Our Mother, bright and fair, is there beside us all the time, to encourage us, to cheer us on, to give us the graces that we need so that we don't get discouraged, so that we know how to stand up again when we've fallen like small children.

St. Josemaría used to say, “What is needed today are men of faith” (J. Escrivá, The Way, Point 586). He calls our attention to it. He expressly demands it from each one of us.

When difficulties grow enormous, when we lower our sights, when human considerations, often artful considerations, make us turn back and seem to force us into reasoning with worldly logic.

Though apparently coherent, this logic is born of our love of comfort. It responds to the cries of the old person who resists facing God, because to live in this way would make him see the need to cut the fine threads of the heavy cables that try to shackle us to the mirages of earthly existence.

Faith, my child, faith. Faith like that of Mary. Even if at times you don't understand, be convinced, certain, that everything worldly is nothing. It's sadness, egoism, and sensuality, compared to the task of God to which we are called.

Our Lady and St. Joseph seem to echo these words all the way to Bethlehem: journey of faith, pilgrimage of faith. In spite of the contradictions, the rejection, they're knocking on doors.

The people of Bethlehem, their hearts are too full of other things. They go down very badly in human history. They have no hospitality for a woman who's about to give birth. It's really the pits.

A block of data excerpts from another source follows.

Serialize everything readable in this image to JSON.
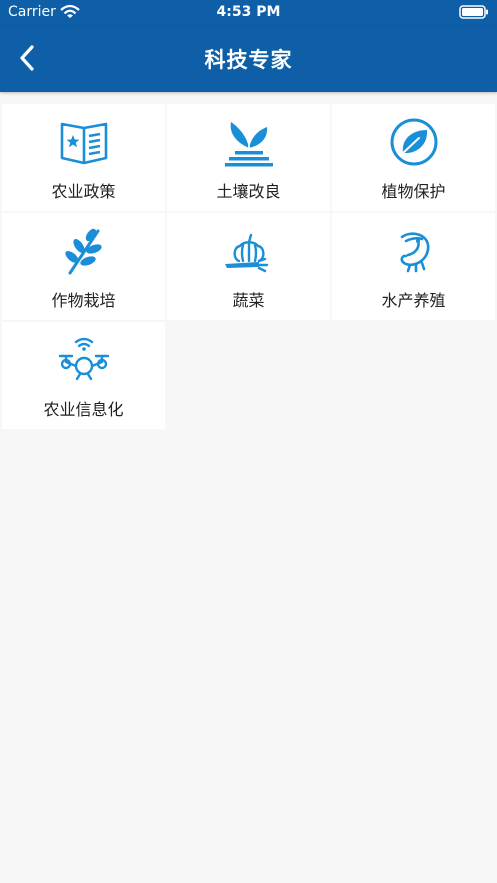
{
  "status": {
    "carrier": "Carrier",
    "time": "4:53 PM"
  },
  "nav": {
    "title": "科技专家"
  },
  "colors": {
    "brand": "#0f5fa8",
    "icon": "#1a8fd8"
  },
  "categories": [
    {
      "label": "农业政策",
      "icon": "policy-book-icon"
    },
    {
      "label": "土壤改良",
      "icon": "sprout-soil-icon"
    },
    {
      "label": "植物保护",
      "icon": "leaf-circle-icon"
    },
    {
      "label": "作物栽培",
      "icon": "wheat-branch-icon"
    },
    {
      "label": "蔬菜",
      "icon": "vegetables-icon"
    },
    {
      "label": "水产养殖",
      "icon": "shrimp-icon"
    },
    {
      "label": "农业信息化",
      "icon": "drone-icon"
    }
  ]
}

Yet sometimes we have been those people in Bethlehem. We've closed the door on Our God when He comes knocking, when He asks us for certain things, a bit of our time, a bit of our energy, a bit of our daring, a bit of launching out into the deep, a bit more seriousness in our apostolic task of the evangelization of culture, a bit more daring when it comes to the moment to launch ourselves into the souls of our friends and place great challenges in front of them to help us in this great task of implanting Christlike values and truths in the middle of the world with the Social Doctrine of the Church and with so many other beautiful things.

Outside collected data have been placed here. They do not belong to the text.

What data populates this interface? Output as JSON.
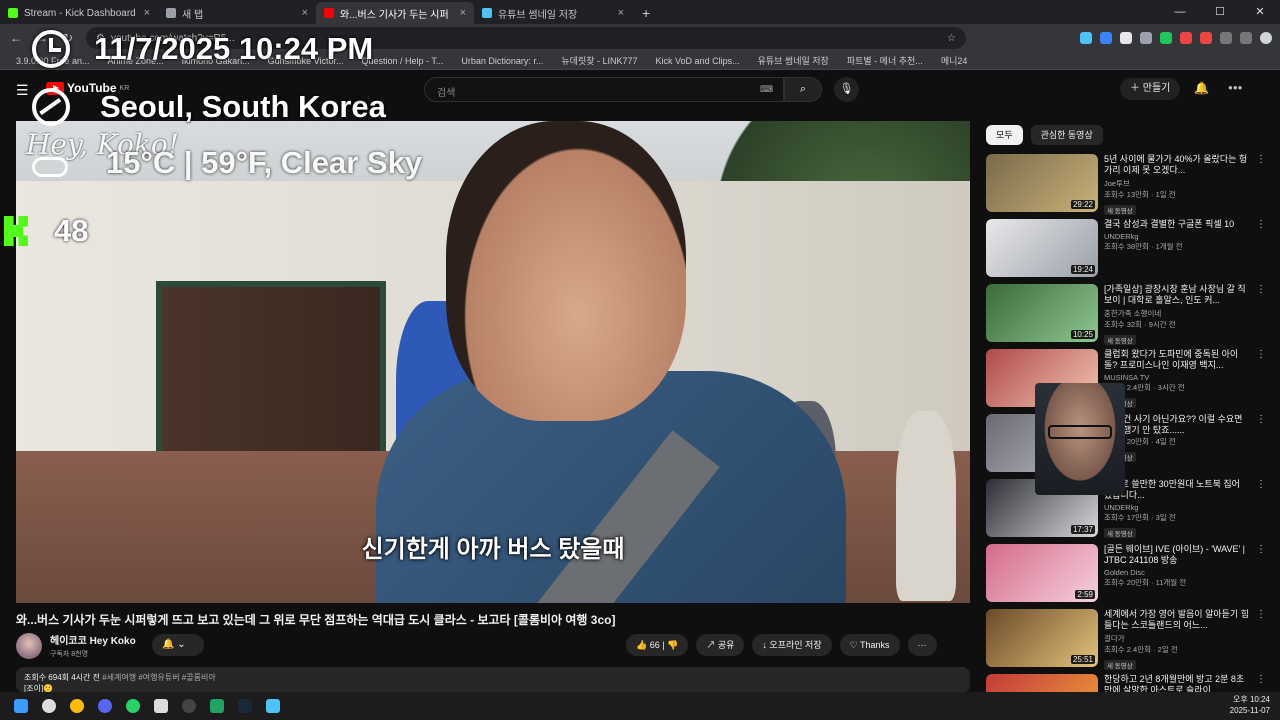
{
  "browser": {
    "tabs": [
      {
        "title": "Stream - Kick Dashboard",
        "color": "#53fc18",
        "active": false
      },
      {
        "title": "새 탭",
        "color": "#9aa0a6",
        "active": false
      },
      {
        "title": "와...버스 기사가 두는 시퍼",
        "color": "#ff0000",
        "active": true
      },
      {
        "title": "유튜브 썸네일 저장",
        "color": "#4fc3f7",
        "active": false
      }
    ],
    "new_tab": "+",
    "url": "youtube.com/watch?v=R5...",
    "bookmarks": [
      "3.9.0.00 Free an...",
      "Anime Zone...",
      "Ikimono Gakari...",
      "Gunsmoke Victor...",
      "Question / Help - T...",
      "Urban Dictionary: r...",
      "뉴데릿찾 - LINK777",
      "Kick VoD and Clips...",
      "유튜브 썸네일 저장",
      "파트별 - 메너 추천...",
      "메니24"
    ]
  },
  "youtube": {
    "logo": "YouTube",
    "region": "KR",
    "search_placeholder": "검색",
    "create_label": "만들기",
    "video": {
      "subtitle": "신기한게 아까 버스 탔을때",
      "title": "와...버스 기사가 두눈 시퍼렇게 뜨고 보고 있는데 그 위로 무단 점프하는 역대급 도시 클라스 - 보고타 [콜롬비아 여행 3co]",
      "channel": "헤이코코 Hey Koko",
      "subscribers": "구독자 8천명",
      "likes": "66",
      "share": "공유",
      "offline": "오프라인 저장",
      "thanks": "Thanks",
      "more": "···",
      "description_views": "조회수 694회 4시간 전",
      "description_tags": "#세계여행 #여행유튜버 #콜롬비아",
      "description_more": "[조이]🙂"
    },
    "chips": [
      "모두",
      "관심한 동영상"
    ],
    "recommendations": [
      {
        "title": "5년 사이에 물가가 40%가 올랐다는 헝가리 이제 못 오겠다...",
        "channel": "Joe투브",
        "meta": "조회수 13만회 · 1일 전",
        "badge": "새 동영상",
        "duration": "29:22",
        "color1": "#7a6a4a",
        "color2": "#c9b27a"
      },
      {
        "title": "결국 삼성과 결별한 구글폰 픽셀 10",
        "channel": "UNDERkg",
        "meta": "조회수 38만회 · 1개월 전",
        "badge": "",
        "duration": "19:24",
        "color1": "#e8e8ea",
        "color2": "#9aa0a8"
      },
      {
        "title": "[가족일상] 광장시장 훈남 사장님 갈 직보이 | 대학로 홀알스, 인도 커...",
        "channel": "혼한가족 소행이네",
        "meta": "조회수 32회 · 9시간 전",
        "badge": "새 동영상",
        "duration": "10:25",
        "color1": "#3b6a3b",
        "color2": "#8fc68f"
      },
      {
        "title": "클럽회 왔다가 도파민에 중독된 아이돌? 프로미스나인 이재영 백지...",
        "channel": "MUSINSA TV",
        "meta": "조회수 2.4만회 · 3시간 전",
        "badge": "새 동영상",
        "duration": "",
        "color1": "#b04a4a",
        "color2": "#f2c6b4"
      },
      {
        "title": "아 이건 사기 아닌가요?? 이럴 수요면 이 비행기 안 탔죠......",
        "channel": "",
        "meta": "조회수 20만회 · 4일 전",
        "badge": "새 동영상",
        "duration": "",
        "color1": "#6a6a72",
        "color2": "#bcbcc4"
      },
      {
        "title": "의외로 쓸만한 30만원대 노트북 집어 왔습니다...",
        "channel": "UNDERkg",
        "meta": "조회수 17만회 · 3일 전",
        "badge": "새 동영상",
        "duration": "17:37",
        "color1": "#2e2e36",
        "color2": "#d8d8dc"
      },
      {
        "title": "[골든 웨이브] IVE (아이브) - 'WAVE' | JTBC 241108 방송",
        "channel": "Golden Disc",
        "meta": "조회수 20만회 · 11개월 전",
        "badge": "",
        "duration": "2:59",
        "color1": "#d46a8a",
        "color2": "#f6d1dc"
      },
      {
        "title": "세계에서 가장 영어 발음이 알아듣기 힘들다는 스코틀랜드의 어느...",
        "channel": "걸다가",
        "meta": "조회수 2.4만회 · 2일 전",
        "badge": "새 동영상",
        "duration": "25:51",
        "color1": "#6b4a2a",
        "color2": "#e4c27a"
      },
      {
        "title": "한당하고 2년 8개월만에 방고 2분 8초만에 살망한 아스트로 슬라이...",
        "channel": "",
        "meta": "",
        "badge": "",
        "duration": "",
        "color1": "#c23a3a",
        "color2": "#f2a23a"
      }
    ]
  },
  "overlay": {
    "datetime": "11/7/2025 10:24 PM",
    "location": "Seoul, South Korea",
    "weather": "15°C | 59°F, Clear Sky",
    "handwritten": "Hey, Koko!",
    "kick_count": "48"
  },
  "taskbar": {
    "apps": [
      "windows-logo",
      "search",
      "chrome",
      "discord",
      "whatsapp",
      "capcut",
      "obs",
      "sheets",
      "steam",
      "app"
    ],
    "time": "오후 10:24",
    "date": "2025-11-07"
  }
}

We can turn to Our Lady, immaculately conceived, Tota pulchra, and ask her that we might keep our eyes trained on her, that we might never lose sight of that beauty, so that her joy may always be in our soul.

I thank you, my God, for the good resolutions, affections, and inspirations that you have communicated to me during this meditation. I ask your help to put them into practice. My Immaculate Mother, Saint Joseph, my father and lord, my guardian angel, intercede for me.

In the name of the Father, and of the Son, and of the Holy Spirit. Amen.